Moby, the singer and musician, is writing a memoir about that great white whale. Or atleast his great white whale metaphorically speaking.
In case you didn’t know and I suspect most don’t (including myself). Moby was born Richard Melville Hall, and is a descendant of Herman Melville the author of iconic novel “Moby Dick.” His nickname, as you might guess, comes from the famous creation of his great-great-great uncle and was given to him by his parents as a child.
Now, the famous musical artist will publish his own memoir next year. Faber will publish, and they’re already calling the book a “masterpiece,” and a “piercingly tender, funny, and harrowing account” of Moby’s life path, which took him “from suburban poverty and alienation to a life of beauty, squalor, and unlikely success.”
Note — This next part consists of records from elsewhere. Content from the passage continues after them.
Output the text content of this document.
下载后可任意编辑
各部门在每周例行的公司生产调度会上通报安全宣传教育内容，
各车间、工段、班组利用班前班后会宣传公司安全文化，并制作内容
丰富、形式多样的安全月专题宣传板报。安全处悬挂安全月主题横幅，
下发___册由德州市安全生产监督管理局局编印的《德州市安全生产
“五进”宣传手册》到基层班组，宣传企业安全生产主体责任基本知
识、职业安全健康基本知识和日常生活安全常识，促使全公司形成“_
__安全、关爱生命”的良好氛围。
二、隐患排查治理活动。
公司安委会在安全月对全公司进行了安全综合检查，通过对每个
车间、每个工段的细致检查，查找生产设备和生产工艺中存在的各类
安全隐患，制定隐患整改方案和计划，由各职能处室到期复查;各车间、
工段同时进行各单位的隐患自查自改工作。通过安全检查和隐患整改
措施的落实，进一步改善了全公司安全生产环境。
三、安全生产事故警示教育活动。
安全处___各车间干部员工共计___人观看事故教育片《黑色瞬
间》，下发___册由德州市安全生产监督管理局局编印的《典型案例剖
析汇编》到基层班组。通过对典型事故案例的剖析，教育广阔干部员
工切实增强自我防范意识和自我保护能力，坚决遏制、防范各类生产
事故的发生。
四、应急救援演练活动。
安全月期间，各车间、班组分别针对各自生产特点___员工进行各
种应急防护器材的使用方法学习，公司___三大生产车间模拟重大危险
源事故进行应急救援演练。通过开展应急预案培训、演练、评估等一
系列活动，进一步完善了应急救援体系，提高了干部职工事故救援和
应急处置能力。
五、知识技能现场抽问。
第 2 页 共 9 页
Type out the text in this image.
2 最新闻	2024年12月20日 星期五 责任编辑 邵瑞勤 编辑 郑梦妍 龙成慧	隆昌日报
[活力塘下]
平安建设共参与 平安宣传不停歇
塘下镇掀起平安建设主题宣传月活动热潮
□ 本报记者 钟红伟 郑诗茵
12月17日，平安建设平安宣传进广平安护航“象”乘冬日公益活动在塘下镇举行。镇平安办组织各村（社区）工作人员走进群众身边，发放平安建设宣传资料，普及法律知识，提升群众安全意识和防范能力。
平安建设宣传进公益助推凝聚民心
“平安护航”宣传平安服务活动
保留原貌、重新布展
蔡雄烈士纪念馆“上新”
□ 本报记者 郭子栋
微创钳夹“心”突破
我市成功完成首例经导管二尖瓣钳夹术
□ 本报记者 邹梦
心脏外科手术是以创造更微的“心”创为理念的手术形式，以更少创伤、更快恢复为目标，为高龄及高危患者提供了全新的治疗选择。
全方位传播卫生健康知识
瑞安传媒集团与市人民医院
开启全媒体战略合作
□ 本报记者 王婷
According to a report from The Guardian, famous authors, Salman Rushdie and Dave Eggers have read advance copies, and are giving it their highest marks:
“The writing is terrific, enlivened by a bewildered deadpan humour that makes crazy sense of it all. His ancestor Herman Melville would, I think, be simultaneously revolted and proud,” said Rushdie of the book. The novelist described it as “10 years of Moby’s life, mostly in the decrepit, dangerous, much-loved New York City of the 1990s, a life comically overcrowded, filthy, alcohol-fuelled, vegan, unbelievably noisy, full of spit and semen and some sort of Christianity; and often, suddenly, moving.”
Eggers, meanwhile, said the memoir was “one of the funniest and most accessible books you’ll ever read about an erstwhile Christian/alcoholic vegan electronic music maker”, in which the reader feels welcome “or just as out of place as he feels – in the world of rock and raves and clubs.”
Moby is planning on releasing his official memoir titled “Porcelain” next June.